S.D.Ill.: 9 day delay in getting SW for phone seized on exigent circumstances not unreasonable

A nine day wait to get a search warrant for a cell phone admittedly seized on exigent circumstances was not unreasonable, particularly where the defendant didn’t ask for it back. United States v. Winn, 2015 U.S. Dist. LEXIS 15240 (S.D. Ill. February 9, 2015):

Here, Winn undoubtedly had a strong interest in possessing his cell phone. As the Supreme Court recently noted, cell phones are a unique possession in which individuals have a particularly powerful possessory interest. Riley v. California, 134 S.Ct. 2473, 2484 (2014) (“[Modern cell phones] are now such a pervasive and insistent part of daily life that the proverbial visitor from Mars might conclude they were an important feature of human anatomy.”) See also Burgard, 675 F.3d at 1034 (“We acknowledge that Burgard had a strong interest in possessing his cell phone.”) A smart phone, like Winn’s, is not just a telephone. It is a “minicomputer” capable of storing an immense amount of personal and sensitive information. Riley, 134 S. Ct. at 2489, 2490. In this instance, we know that Winn’s cell phone was his telephone as well as his calendar, his rolodex, his messaging service, his camera, his photo album, his video recorder, and his video library (see Doc. 22-5; Doc. 27-9). It very well might have also served as his internet access, his diary, his to-do list, his email, his music collection, his television, his library, his navigation system, and any other number of tools for managing his life depending on what apps he had downloaded to his phone. Riley, 134 S. Ct. at 2489, 2490 (noting the many functions of a smart phone and that the average smart phone user has installed thirty-three apps).

That being said, Winn’s possessory interest in the phone was diminished by the fact that he never revoked his consent or contacted the Mascoutah Police Department to ask about the progress of the investigation or to seek the return of his phone. See United States v. Christie, 717 F.3d 1156, 1163 (10th Cir. 2013) (finding no significant invasion of wife’s possessory interests in the family computer where her husband consented to the seizure, and she did not object at that time or in the following weeks or months); United States v. Stabile, 633 F.3d 219, 236 (3d Cir. 2011) (finding defendant’s possessory interests in his hard drives were diminished because he did not ask for their return for more than 18 months after they were seized). See also Burgard, 675 F.3d at 1033 (noting that a person checking on the status of the seizure or looking for assurances that the item would be returned is evidence “that the seizure in fact affected her possessory interests”).

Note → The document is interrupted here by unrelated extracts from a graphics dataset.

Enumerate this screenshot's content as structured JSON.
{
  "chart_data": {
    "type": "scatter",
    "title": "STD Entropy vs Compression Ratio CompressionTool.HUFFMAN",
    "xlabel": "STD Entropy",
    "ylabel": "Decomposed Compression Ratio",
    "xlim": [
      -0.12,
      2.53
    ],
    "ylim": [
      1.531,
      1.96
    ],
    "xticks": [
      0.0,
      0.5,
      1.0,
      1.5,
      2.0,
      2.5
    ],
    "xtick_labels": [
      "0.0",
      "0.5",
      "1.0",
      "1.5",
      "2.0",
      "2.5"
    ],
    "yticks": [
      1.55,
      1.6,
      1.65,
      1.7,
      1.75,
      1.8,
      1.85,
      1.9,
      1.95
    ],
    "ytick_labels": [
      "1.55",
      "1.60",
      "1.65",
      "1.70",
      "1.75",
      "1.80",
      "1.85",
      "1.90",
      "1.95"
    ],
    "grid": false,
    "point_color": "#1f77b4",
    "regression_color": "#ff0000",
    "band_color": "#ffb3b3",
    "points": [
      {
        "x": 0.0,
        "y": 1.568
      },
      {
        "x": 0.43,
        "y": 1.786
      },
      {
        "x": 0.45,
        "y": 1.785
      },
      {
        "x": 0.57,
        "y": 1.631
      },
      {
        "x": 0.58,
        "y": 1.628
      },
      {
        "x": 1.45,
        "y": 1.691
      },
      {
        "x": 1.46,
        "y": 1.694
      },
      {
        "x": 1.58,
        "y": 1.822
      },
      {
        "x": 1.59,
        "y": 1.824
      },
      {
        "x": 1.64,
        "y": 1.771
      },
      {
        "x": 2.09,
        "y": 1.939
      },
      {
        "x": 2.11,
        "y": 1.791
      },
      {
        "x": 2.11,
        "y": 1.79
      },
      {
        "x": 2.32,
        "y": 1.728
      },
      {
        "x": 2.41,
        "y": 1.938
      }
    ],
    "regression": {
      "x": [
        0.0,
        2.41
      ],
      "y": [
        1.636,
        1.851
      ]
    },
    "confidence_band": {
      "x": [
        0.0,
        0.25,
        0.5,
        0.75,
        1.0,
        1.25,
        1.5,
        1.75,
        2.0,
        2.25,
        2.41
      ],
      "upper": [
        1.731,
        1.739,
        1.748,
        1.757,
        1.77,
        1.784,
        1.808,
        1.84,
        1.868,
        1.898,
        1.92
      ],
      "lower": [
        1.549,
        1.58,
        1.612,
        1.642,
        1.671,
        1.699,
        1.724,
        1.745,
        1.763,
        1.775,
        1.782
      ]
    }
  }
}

Shifting to the other side of the balance, the state also had a strong interest in the cell phone because the police had probable cause to believe that it contained evidence of a crime. But the police did not act with any sense of urgency in obtaining the search warrant. It appears to the Court that at the time the phone was seized on the afternoon of Saturday, June 21, there was probable cause to obtain a search warrant for the phone.